Un congreso como este tiene, por supuesto, su previsible cuota ministerial -"Tomamos ese epíteto [populista] como un elogio", dijo el cineasta Jorge Coscia, secretario de Cultura del Gobierno de Cristina Fernández-, pero también está lleno de grandes experiencias y pequeñas ideas. Entre esas experiencias están iniciativas que ya son clásicas por exitosas, como la formación musical para jóvenes en Venezuela o la construcción de bibliotecas y la implicación de los vecinos en barrios pobres de Medellín (Colombia), pero también un ejemplo como el que recuerda el antro-pólogo costarricense Mario Zúñiga, que analiza la vida de los pandilleros de El Salvador y destaca la integración de "jóvenes en riesgo de pertenecer a pandillas", a través de actividades artísticas como la pintura de murales en algunas iglesias. "Cuando se ha enfrentado el problema en coordinación con la política social y la cultural, la situación cambia", afirma Zúñiga.

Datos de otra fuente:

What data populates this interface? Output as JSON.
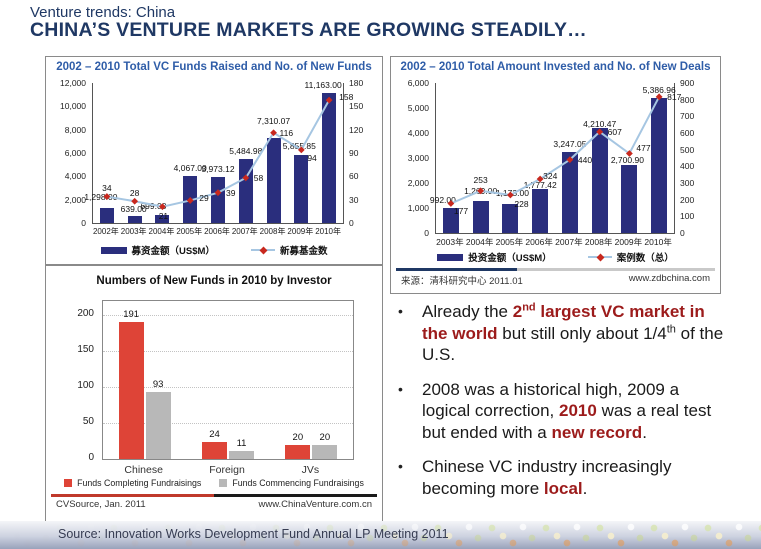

Junto a transversalidad y política, la palabra más citada en la primera jornada de un congreso que el año que viene se desarrollará en España, fue participación, un término que en los últimos tiempos se ha convertido en el haz de una hoja cuyo envés es Internet. Pero la cuestión cobra todos sus matices al comprobar que en ese ente transoceánico llamado Iberoamérica la diversidad es vecina de la desigualdad. Así, con el 66% de usuarios de la Red que tiene Argentina respecto a su población -un índice de nivel europeo-, conviven el 10% de Bolivia o Nicaragua o el 30% de Costa Rica. "La brecha digital es un tema pendiente", reconoce Mónica Guariglio.

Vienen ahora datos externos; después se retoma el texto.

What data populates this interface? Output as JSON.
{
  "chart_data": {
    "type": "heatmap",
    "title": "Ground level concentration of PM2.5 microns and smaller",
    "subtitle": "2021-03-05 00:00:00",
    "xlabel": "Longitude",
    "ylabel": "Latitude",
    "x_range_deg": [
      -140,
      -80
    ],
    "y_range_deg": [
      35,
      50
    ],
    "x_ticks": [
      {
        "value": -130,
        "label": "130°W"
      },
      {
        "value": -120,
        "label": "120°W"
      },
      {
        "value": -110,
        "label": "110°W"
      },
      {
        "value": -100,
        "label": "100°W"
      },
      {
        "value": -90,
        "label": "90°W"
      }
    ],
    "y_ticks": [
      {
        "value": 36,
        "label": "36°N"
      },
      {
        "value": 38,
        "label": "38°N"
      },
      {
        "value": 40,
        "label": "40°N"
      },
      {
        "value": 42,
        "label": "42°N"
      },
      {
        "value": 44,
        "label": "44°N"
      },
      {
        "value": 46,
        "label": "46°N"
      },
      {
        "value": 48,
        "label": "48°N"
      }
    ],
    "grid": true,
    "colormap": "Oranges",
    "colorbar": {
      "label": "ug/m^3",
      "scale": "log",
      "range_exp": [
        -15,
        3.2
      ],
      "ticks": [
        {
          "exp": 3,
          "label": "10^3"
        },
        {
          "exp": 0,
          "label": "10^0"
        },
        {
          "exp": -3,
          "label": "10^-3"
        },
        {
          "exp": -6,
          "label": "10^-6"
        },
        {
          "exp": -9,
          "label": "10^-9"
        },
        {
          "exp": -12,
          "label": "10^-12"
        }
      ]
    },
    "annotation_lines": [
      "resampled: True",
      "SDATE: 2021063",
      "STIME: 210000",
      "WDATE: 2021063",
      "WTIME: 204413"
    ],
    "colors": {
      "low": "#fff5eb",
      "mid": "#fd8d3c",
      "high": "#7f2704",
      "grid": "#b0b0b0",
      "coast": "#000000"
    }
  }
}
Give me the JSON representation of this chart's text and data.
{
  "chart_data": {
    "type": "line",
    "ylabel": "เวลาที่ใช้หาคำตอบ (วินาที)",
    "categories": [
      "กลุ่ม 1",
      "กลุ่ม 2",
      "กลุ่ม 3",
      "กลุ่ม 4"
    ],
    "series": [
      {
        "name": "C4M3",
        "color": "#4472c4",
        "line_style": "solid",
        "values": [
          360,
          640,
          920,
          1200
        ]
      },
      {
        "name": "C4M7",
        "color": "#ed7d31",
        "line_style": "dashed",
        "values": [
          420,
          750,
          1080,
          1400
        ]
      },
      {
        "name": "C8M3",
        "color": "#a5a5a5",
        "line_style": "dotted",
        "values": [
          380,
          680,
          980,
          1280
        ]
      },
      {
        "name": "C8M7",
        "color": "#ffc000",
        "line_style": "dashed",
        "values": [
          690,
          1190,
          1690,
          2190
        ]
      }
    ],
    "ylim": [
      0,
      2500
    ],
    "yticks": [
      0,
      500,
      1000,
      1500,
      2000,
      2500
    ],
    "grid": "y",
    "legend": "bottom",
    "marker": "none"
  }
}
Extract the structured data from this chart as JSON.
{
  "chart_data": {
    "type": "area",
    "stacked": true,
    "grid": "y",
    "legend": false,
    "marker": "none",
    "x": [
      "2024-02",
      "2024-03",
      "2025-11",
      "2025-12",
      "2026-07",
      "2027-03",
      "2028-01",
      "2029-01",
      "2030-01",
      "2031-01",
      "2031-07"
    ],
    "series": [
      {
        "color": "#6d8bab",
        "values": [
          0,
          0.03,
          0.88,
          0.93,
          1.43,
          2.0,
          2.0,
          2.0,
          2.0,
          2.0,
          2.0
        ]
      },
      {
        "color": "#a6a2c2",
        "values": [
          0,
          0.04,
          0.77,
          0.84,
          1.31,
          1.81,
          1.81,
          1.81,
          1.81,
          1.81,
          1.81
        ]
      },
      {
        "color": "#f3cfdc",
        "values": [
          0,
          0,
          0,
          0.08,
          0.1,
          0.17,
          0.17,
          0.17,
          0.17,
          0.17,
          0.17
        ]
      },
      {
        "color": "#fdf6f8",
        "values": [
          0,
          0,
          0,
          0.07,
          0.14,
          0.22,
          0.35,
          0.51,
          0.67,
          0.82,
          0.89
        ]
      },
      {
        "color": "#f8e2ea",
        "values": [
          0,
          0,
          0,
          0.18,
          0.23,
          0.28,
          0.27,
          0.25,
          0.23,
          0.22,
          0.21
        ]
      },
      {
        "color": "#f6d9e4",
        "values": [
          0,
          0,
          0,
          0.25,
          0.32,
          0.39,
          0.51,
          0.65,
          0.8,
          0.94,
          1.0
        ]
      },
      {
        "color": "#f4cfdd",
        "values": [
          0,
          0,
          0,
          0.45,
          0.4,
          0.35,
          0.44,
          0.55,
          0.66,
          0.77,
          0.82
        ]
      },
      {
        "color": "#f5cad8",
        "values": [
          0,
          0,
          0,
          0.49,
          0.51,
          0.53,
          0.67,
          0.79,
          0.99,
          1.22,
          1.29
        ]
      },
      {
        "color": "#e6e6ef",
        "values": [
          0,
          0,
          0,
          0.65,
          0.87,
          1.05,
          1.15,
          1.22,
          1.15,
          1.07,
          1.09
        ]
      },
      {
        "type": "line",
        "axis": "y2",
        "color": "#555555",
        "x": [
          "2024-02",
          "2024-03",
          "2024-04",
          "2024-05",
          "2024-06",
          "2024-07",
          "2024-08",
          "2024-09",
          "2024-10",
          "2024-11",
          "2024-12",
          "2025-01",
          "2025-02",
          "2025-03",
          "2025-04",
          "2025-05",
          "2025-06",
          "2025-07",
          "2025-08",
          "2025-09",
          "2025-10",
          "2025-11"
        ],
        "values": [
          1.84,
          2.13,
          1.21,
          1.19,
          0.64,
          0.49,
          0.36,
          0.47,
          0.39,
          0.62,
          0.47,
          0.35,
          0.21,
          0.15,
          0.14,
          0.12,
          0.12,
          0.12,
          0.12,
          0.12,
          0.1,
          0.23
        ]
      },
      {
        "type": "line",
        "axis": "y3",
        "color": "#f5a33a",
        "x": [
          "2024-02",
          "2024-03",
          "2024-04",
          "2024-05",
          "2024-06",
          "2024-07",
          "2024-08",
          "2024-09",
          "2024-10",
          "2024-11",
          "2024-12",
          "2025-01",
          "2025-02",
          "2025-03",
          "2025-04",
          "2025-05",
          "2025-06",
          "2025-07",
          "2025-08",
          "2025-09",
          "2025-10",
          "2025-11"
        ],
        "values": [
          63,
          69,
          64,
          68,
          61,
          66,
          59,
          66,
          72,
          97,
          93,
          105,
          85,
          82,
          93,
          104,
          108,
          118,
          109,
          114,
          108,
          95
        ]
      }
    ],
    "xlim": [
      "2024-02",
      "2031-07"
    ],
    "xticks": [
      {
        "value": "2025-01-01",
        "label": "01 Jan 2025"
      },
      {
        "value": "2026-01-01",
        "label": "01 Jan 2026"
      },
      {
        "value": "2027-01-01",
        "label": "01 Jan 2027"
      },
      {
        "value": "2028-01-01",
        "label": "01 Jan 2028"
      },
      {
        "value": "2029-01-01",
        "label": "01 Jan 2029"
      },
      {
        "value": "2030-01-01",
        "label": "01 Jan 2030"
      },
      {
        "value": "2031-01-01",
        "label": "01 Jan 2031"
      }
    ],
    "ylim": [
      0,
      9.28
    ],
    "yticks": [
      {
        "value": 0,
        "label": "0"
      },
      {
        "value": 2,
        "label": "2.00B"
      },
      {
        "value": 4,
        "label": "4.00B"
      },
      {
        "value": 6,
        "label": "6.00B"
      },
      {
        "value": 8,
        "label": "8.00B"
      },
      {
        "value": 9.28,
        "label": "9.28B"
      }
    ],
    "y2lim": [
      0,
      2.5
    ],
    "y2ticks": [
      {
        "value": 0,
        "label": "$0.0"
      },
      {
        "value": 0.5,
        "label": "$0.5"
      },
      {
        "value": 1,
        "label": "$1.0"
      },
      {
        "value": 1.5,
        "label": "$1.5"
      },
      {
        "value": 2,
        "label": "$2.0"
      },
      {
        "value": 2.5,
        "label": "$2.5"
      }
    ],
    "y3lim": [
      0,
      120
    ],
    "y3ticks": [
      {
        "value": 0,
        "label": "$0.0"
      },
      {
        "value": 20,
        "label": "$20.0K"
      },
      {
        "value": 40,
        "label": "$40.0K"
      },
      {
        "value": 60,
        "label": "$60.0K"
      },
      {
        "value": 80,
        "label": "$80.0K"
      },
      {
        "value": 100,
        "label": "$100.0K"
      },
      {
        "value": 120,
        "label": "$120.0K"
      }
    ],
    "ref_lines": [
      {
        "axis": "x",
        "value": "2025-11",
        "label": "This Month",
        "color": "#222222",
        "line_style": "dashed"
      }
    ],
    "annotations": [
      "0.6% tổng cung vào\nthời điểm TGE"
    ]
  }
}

En medio de una crisis de la que América Latina parece estar a salvo, la constante invocación a la política parece también una forma de exorcizar el fantasma del control económico. La relación cultura-economía va más allá de la contribución de aquella al PIB de cada país. Como explica el politólogo brasileño Emir Sader, impulsor del Foro Social de Porto Alegre, "a mayor desarrollo económico, mayores condiciones de desarrollo en la producción cultural; sin embargo, esta última no se explica por el mayor o menor nivel de desarrollo económico". Y recurre al ejemplo de la literatura contemporánea: "Difícilmente podría decirse que la producción más significativa proviene de los países del centro del capitalismo". Y cuando lo hace, es de la mano de autores cuyas raíces se hunden en la periferia. Baste pensar en las antiguas colonias en el caso del inglés o en la literatura latinoamericana del siglo XX en el caso del español. No es, pues, extraño que las migraciones sean otro de los ejes de un congreso en el que todo, hasta la literatura, es cultura.
Centrados en lo audiovisual
- En directo. Otra de las palabras fetiche del congreso de Mar del Plata es "audiovisual". No en vano la Televisión Educativa y Cultural Iberoamericana (TEIb) lo retransmite en directo por Internet (www.nciwebtv.tv). Al mismo tiempo, la propia TEIb estrena aquí el documental de Gustavo Mota Fogwill. El último viaje, basado en la entrevista que el vitriólico escritor argentino concedió antes de su muerte hace poco más de un año.
- Música y política. La cumbre anual de la cultura iberoamericana se abrió con una actuación del quinteto de la Fundación Astor Piazzolla y se cerrará con las de Rubén Rada (Uruguay) y La Bomba de Tiempo (Argentina). En paralelo se celebra el tercer seminario de políticas de la música.